Eine Hymne darf nicht zu kompliziert und keine große Kunst sein, deshalb gefällt mir unsere gut. Die kompliziertesten Hymnen kommen aus Südamerika: Die sind lang und haben Fermaten, also Ruhezeichen. Normalerweise spielen wir eine Hymne vor dem Auftritt einmal durch, dann haben wir sie drin – aber die südamerikanischen müssen wir fünfmal spielen, damit man sich daran gewöhnt und keine Fermate verpasst.

Was sagen Sie Ihren Leuten: Wie sollen sie die deutsche Hymne spielen?
Zügig. Es wird nicht schöner, wenn ich etwas langsam spiele – da darf man keine große Oper draus machen. Die Leute müssen mitsingen können.

Hat sich die Haltung der Deutschen zu ihrer Hymne während Ihrer Amtszeit gewandelt?
Seit der Fußballweltmeisterschaft 2006 ist das Verhältnis entspannter. Die Diskussion, die wir nach der letzten Europameisterschaft hatten, weil ein paar deutsche Spieler nicht mitgesungen haben, ist völlig überdreht. Wer nicht mag, lässt’s sein.

Spielen Sie auch für die Nationalmannschaft?
Bei Länderspielen in Berlin sind wir im Stadion.
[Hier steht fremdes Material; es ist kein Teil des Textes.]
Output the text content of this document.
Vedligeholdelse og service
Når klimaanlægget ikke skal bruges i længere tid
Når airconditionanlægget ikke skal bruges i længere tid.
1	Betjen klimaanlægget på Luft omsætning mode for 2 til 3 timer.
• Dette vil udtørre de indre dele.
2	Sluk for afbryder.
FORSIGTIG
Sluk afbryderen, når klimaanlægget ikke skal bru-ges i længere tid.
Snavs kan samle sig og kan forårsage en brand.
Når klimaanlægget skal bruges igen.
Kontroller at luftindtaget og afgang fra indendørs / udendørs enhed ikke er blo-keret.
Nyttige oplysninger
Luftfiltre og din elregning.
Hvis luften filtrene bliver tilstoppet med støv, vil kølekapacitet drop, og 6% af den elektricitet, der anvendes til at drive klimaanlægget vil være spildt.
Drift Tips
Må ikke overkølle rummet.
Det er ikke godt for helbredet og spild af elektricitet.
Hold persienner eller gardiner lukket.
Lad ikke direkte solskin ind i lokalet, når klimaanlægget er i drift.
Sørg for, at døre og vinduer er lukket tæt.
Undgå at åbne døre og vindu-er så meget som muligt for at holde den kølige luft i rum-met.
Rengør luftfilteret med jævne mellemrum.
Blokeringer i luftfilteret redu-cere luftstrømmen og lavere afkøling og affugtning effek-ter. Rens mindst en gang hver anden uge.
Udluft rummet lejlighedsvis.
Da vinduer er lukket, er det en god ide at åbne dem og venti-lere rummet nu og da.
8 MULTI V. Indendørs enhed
Seit ein paar Jahren lass ich da meinen zweiten Mann dirigieren, weil der begeisterter Fußballfan ist. Unsere Gage ist der Platz auf der Tribüne. Das Publikum ist erfreulich diszipliniert – sobald der Stadionsprecher die Hymne ansagt, fällt der Geräuschpegel. Aber am Schluss müssen Sie auf Zack sein: Mit dem Wegnehmen des letzten Akkords muss das Kommando kommen: links um. Wenn man nur eine Sekunde zu spät kommt, ist der Lärm wieder so massiv, dass keiner mehr das Kommando hört.

Wie oft haben Sie den Großen Zapfenstreich aufgeführt?

Beim Zapfenstreich bin ich einsamer Rekordhalter: Den habe ich mindestens 300 Mal gespielt.

Wie stehen Sie zum Zapfenstreich?
Ich mache ihn. Gedanklich konzentriere ich mich ausschließlich auf die korrekte musikalische Ausführung.

Dieses Ritual geht auf die Zeit der Landsknechte zurück. Ist es noch zeitgemäß?
Darüber gibt es unterschiedliche Auffassungen. Trotz aller Kritik ist der Große Zapfenstreich eines der letzten militärmusikalischen Highlights.

Wird das nicht öde – 300 Mal Zapfenstreich?
Den besten Zapfenstreich haben wir zum Abschied von Roman Herzog gegeben. Ich mochte ihn persönlich – da wollte ich etwas Besonderes probieren und habe sechs Fanfaren auf dem Balkon von Schloss Bellevue postiert. Das war ein tolles Bild, aber akustisch nicht ganz einfach. Diese Bläser standen ja weiter weg vom Publikum als das Musikkorps. Deshalb habe ich den Fanfaren die militärische Anweisung gegeben, eine Sekunde früher einzusetzen – das haben wir ja in Physik gelernt, dass der Schall seine Zeit braucht, um eine Strecke zurückzulegen. Es hat ganz gut geklappt, wir sind gleichzeitig fertig geworden.

Wie empfanden Sie den Zapfenstreich zum Abschied von Christian Wulff?
Der war nicht unumstritten. Es war seine Entscheidung, ihn anzunehmen. Die Demonstranten haben einen Höllenlärm gemacht – der Krach war viel lauter, als das im Fernsehen rübergekommen ist. Das war würdelos und grausam. Das war der Veranstaltung nicht angemessen und auch für uns Musiker nicht schön. Wir waren in der Vorbereitung sehr unter Zeitdruck und mussten auch noch von heute auf morgen ein Kirchenlied einstudieren.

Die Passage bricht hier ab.